There are several reasons why I give the opinion of Dr Steadman great weight. Although Dr Steadman was cross-examined at the hearing, his opinion that the surgery that was performed on the applicant was not related to the 2008 work injury was not challenged by the applicant, his opinion is therefore unchallenged evidence from a senior specialist. The opinion of Dr Steadman was also informed by the medical documentation referred to in his report, in particular he made a close examination of the radiological evidence. The opinion of Dr Steadman that the surgery that was performed on the applicant was not related to the 2008 work injury is certainly consistent with the opinion of Dr Labrom who in his report of 28 July 2009 then gave his opinion that the incident on 10 June 2008 contributed little or no effect to her then current condition and that the effects of the incident has “likely ceased”. I give this contemporaneous medical evidence by Dr Labrom some weight as the examination by Dr Labrom was made in April 2009 within a year after the workplace injury and after the applicant had an injury on a bus. Before Dr Campbell gave his report on 16 May 2018 he was briefed with a number of documents including the 5 January 2018 report of Dr Steadman. Dr Campbell in his report of 16 May 2018 did not question the opinion of Dr Steadman. Also, in giving evidence Dr Campbell did not express any opinion on the report of Dr Steadman. Dr Campbell has not in any respect contradicted the report of Dr Steadman.

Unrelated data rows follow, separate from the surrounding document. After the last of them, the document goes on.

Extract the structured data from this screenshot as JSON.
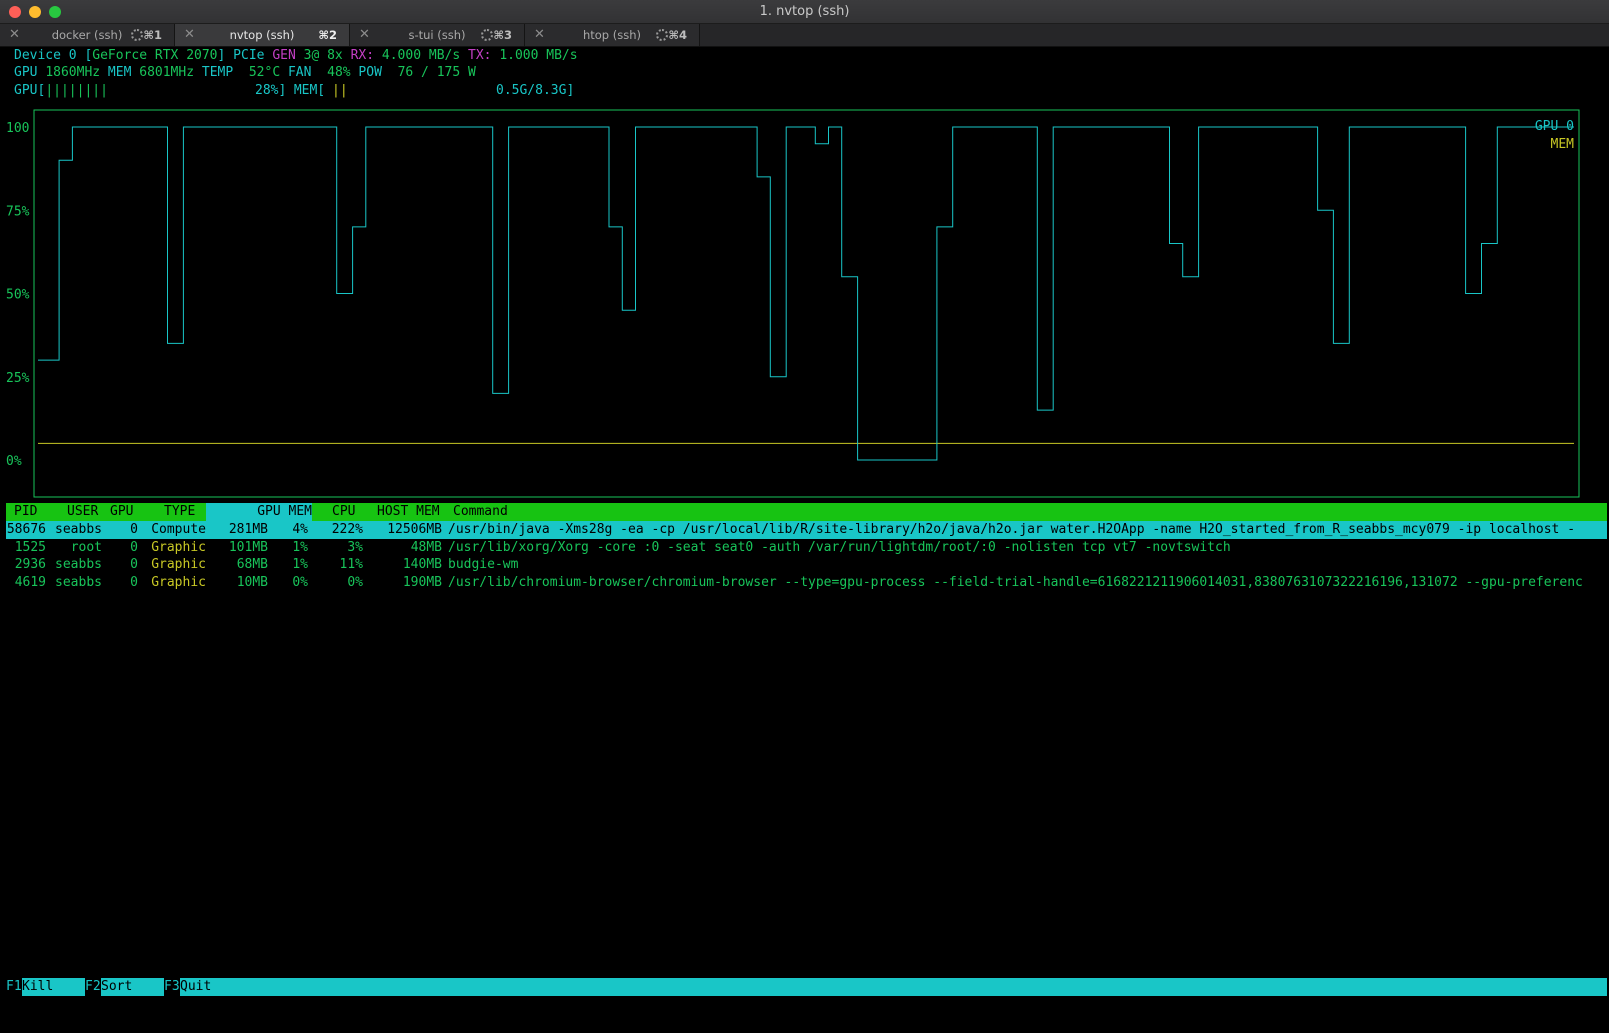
{
  "window": {
    "title": "1. nvtop (ssh)"
  },
  "tabs": [
    {
      "label": "docker (ssh)",
      "shortcut": "⌘1",
      "active": false,
      "busy": true
    },
    {
      "label": "nvtop (ssh)",
      "shortcut": "⌘2",
      "active": true,
      "busy": false
    },
    {
      "label": "s-tui (ssh)",
      "shortcut": "⌘3",
      "active": false,
      "busy": true
    },
    {
      "label": "htop (ssh)",
      "shortcut": "⌘4",
      "active": false,
      "busy": true
    }
  ],
  "device": {
    "prefix": "Device 0 [",
    "name": "GeForce RTX 2070",
    "pcie_label": "] PCIe ",
    "gen_label": "GEN ",
    "gen_value": "3@ 8x ",
    "rx_label": "RX: ",
    "rx_value": "4.000 MB/s ",
    "tx_label": "TX: ",
    "tx_value": "1.000 MB/s"
  },
  "stats": {
    "gpu_label": "GPU ",
    "gpu_clock": "1860MHz",
    "mem_label": " MEM ",
    "mem_clock": "6801MHz",
    "temp_label": " TEMP  ",
    "temp_value": "52°C",
    "fan_label": " FAN  ",
    "fan_value": "48%",
    "pow_label": " POW  ",
    "pow_value": "76 / 175 W"
  },
  "bars": {
    "gpu_label": "GPU[",
    "gpu_bar": "||||||||",
    "gpu_value": "28%]",
    "mem_label": " MEM[",
    "mem_bar": "||",
    "mem_value": "0.5G/8.3G]"
  },
  "chart_data": {
    "type": "line",
    "ylim": [
      0,
      100
    ],
    "yticks": [
      "100",
      "75%",
      "50%",
      "25%",
      "0%"
    ],
    "series": [
      {
        "name": "GPU 0",
        "color": "#19c6c7",
        "values": [
          30,
          30,
          30,
          30,
          30,
          30,
          30,
          30,
          90,
          90,
          90,
          90,
          90,
          100,
          100,
          100,
          100,
          100,
          100,
          100,
          100,
          100,
          100,
          100,
          100,
          100,
          100,
          100,
          100,
          100,
          100,
          100,
          100,
          100,
          100,
          100,
          100,
          100,
          100,
          100,
          100,
          100,
          100,
          100,
          100,
          100,
          100,
          100,
          100,
          35,
          35,
          35,
          35,
          35,
          35,
          100,
          100,
          100,
          100,
          100,
          100,
          100,
          100,
          100,
          100,
          100,
          100,
          100,
          100,
          100,
          100,
          100,
          100,
          100,
          100,
          100,
          100,
          100,
          100,
          100,
          100,
          100,
          100,
          100,
          100,
          100,
          100,
          100,
          100,
          100,
          100,
          100,
          100,
          100,
          100,
          100,
          100,
          100,
          100,
          100,
          100,
          100,
          100,
          100,
          100,
          100,
          100,
          100,
          100,
          100,
          100,
          100,
          100,
          50,
          50,
          50,
          50,
          50,
          50,
          70,
          70,
          70,
          70,
          70,
          100,
          100,
          100,
          100,
          100,
          100,
          100,
          100,
          100,
          100,
          100,
          100,
          100,
          100,
          100,
          100,
          100,
          100,
          100,
          100,
          100,
          100,
          100,
          100,
          100,
          100,
          100,
          100,
          100,
          100,
          100,
          100,
          100,
          100,
          100,
          100,
          100,
          100,
          100,
          100,
          100,
          100,
          100,
          100,
          100,
          100,
          100,
          100,
          20,
          20,
          20,
          20,
          20,
          20,
          100,
          100,
          100,
          100,
          100,
          100,
          100,
          100,
          100,
          100,
          100,
          100,
          100,
          100,
          100,
          100,
          100,
          100,
          100,
          100,
          100,
          100,
          100,
          100,
          100,
          100,
          100,
          100,
          100,
          100,
          100,
          100,
          100,
          100,
          100,
          100,
          100,
          100,
          70,
          70,
          70,
          70,
          70,
          45,
          45,
          45,
          45,
          45,
          100,
          100,
          100,
          100,
          100,
          100,
          100,
          100,
          100,
          100,
          100,
          100,
          100,
          100,
          100,
          100,
          100,
          100,
          100,
          100,
          100,
          100,
          100,
          100,
          100,
          100,
          100,
          100,
          100,
          100,
          100,
          100,
          100,
          100,
          100,
          100,
          100,
          100,
          100,
          100,
          100,
          100,
          100,
          100,
          100,
          100,
          85,
          85,
          85,
          85,
          85,
          25,
          25,
          25,
          25,
          25,
          25,
          100,
          100,
          100,
          100,
          100,
          100,
          100,
          100,
          100,
          100,
          100,
          95,
          95,
          95,
          95,
          95,
          100,
          100,
          100,
          100,
          100,
          55,
          55,
          55,
          55,
          55,
          55,
          0,
          0,
          0,
          0,
          0,
          0,
          0,
          0,
          0,
          0,
          0,
          0,
          0,
          0,
          0,
          0,
          0,
          0,
          0,
          0,
          0,
          0,
          0,
          0,
          0,
          0,
          0,
          0,
          0,
          0,
          70,
          70,
          70,
          70,
          70,
          70,
          100,
          100,
          100,
          100,
          100,
          100,
          100,
          100,
          100,
          100,
          100,
          100,
          100,
          100,
          100,
          100,
          100,
          100,
          100,
          100,
          100,
          100,
          100,
          100,
          100,
          100,
          100,
          100,
          100,
          100,
          100,
          100,
          15,
          15,
          15,
          15,
          15,
          15,
          100,
          100,
          100,
          100,
          100,
          100,
          100,
          100,
          100,
          100,
          100,
          100,
          100,
          100,
          100,
          100,
          100,
          100,
          100,
          100,
          100,
          100,
          100,
          100,
          100,
          100,
          100,
          100,
          100,
          100,
          100,
          100,
          100,
          100,
          100,
          100,
          100,
          100,
          100,
          100,
          100,
          100,
          100,
          100,
          65,
          65,
          65,
          65,
          65,
          55,
          55,
          55,
          55,
          55,
          55,
          100,
          100,
          100,
          100,
          100,
          100,
          100,
          100,
          100,
          100,
          100,
          100,
          100,
          100,
          100,
          100,
          100,
          100,
          100,
          100,
          100,
          100,
          100,
          100,
          100,
          100,
          100,
          100,
          100,
          100,
          100,
          100,
          100,
          100,
          100,
          100,
          100,
          100,
          100,
          100,
          100,
          100,
          100,
          100,
          100,
          75,
          75,
          75,
          75,
          75,
          75,
          35,
          35,
          35,
          35,
          35,
          35,
          100,
          100,
          100,
          100,
          100,
          100,
          100,
          100,
          100,
          100,
          100,
          100,
          100,
          100,
          100,
          100,
          100,
          100,
          100,
          100,
          100,
          100,
          100,
          100,
          100,
          100,
          100,
          100,
          100,
          100,
          100,
          100,
          100,
          100,
          100,
          100,
          100,
          100,
          100,
          100,
          100,
          100,
          100,
          100,
          50,
          50,
          50,
          50,
          50,
          50,
          65,
          65,
          65,
          65,
          65,
          65,
          100,
          100,
          100,
          100,
          100,
          100,
          100,
          100,
          100,
          100,
          100,
          100,
          100,
          100,
          100,
          100,
          100,
          100,
          100,
          100,
          100,
          100,
          100,
          100,
          100,
          100,
          100,
          100,
          100
        ]
      },
      {
        "name": "MEM",
        "color": "#c8c825",
        "constant": 5
      }
    ]
  },
  "process_table": {
    "columns": {
      "pid": "PID",
      "user": "USER",
      "gpu": "GPU",
      "type": "TYPE",
      "gpu_mem": "GPU MEM",
      "cpu": "CPU",
      "host_mem": "HOST MEM",
      "command": "Command"
    },
    "rows": [
      {
        "pid": "58676",
        "user": "seabbs",
        "gpu": "0",
        "type": "Compute",
        "gpu_mem": "281MB",
        "mem_pct": "4%",
        "cpu": "222%",
        "host_mem": "12506MB",
        "command": "/usr/bin/java -Xms28g -ea -cp /usr/local/lib/R/site-library/h2o/java/h2o.jar water.H2OApp -name H2O_started_from_R_seabbs_mcy079 -ip localhost -"
      },
      {
        "pid": "1525",
        "user": "root",
        "gpu": "0",
        "type": "Graphic",
        "gpu_mem": "101MB",
        "mem_pct": "1%",
        "cpu": "3%",
        "host_mem": "48MB",
        "command": "/usr/lib/xorg/Xorg -core :0 -seat seat0 -auth /var/run/lightdm/root/:0 -nolisten tcp vt7 -novtswitch"
      },
      {
        "pid": "2936",
        "user": "seabbs",
        "gpu": "0",
        "type": "Graphic",
        "gpu_mem": "68MB",
        "mem_pct": "1%",
        "cpu": "11%",
        "host_mem": "140MB",
        "command": "budgie-wm"
      },
      {
        "pid": "4619",
        "user": "seabbs",
        "gpu": "0",
        "type": "Graphic",
        "gpu_mem": "10MB",
        "mem_pct": "0%",
        "cpu": "0%",
        "host_mem": "190MB",
        "command": "/usr/lib/chromium-browser/chromium-browser --type=gpu-process --field-trial-handle=6168221211906014031,8380763107322216196,131072 --gpu-preferenc"
      }
    ]
  },
  "footer": [
    {
      "key": "F1",
      "label": "Kill"
    },
    {
      "key": "F2",
      "label": "Sort"
    },
    {
      "key": "F3",
      "label": "Quit"
    }
  ]
}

I therefore agree with the conclusion of Dr Steadman that the surgery was performed on the applicant was done for the reason of "persistent degenerative disease" and not for a "work related injury". At the time of the compilation of his latest report, Dr Steadman had not seen the contemporaneous medical records including the Western Australia records. In re-examination, Dr Steadman remarked that the view that the ''West Australian information ... completely confirms the view” that he had previously expressed.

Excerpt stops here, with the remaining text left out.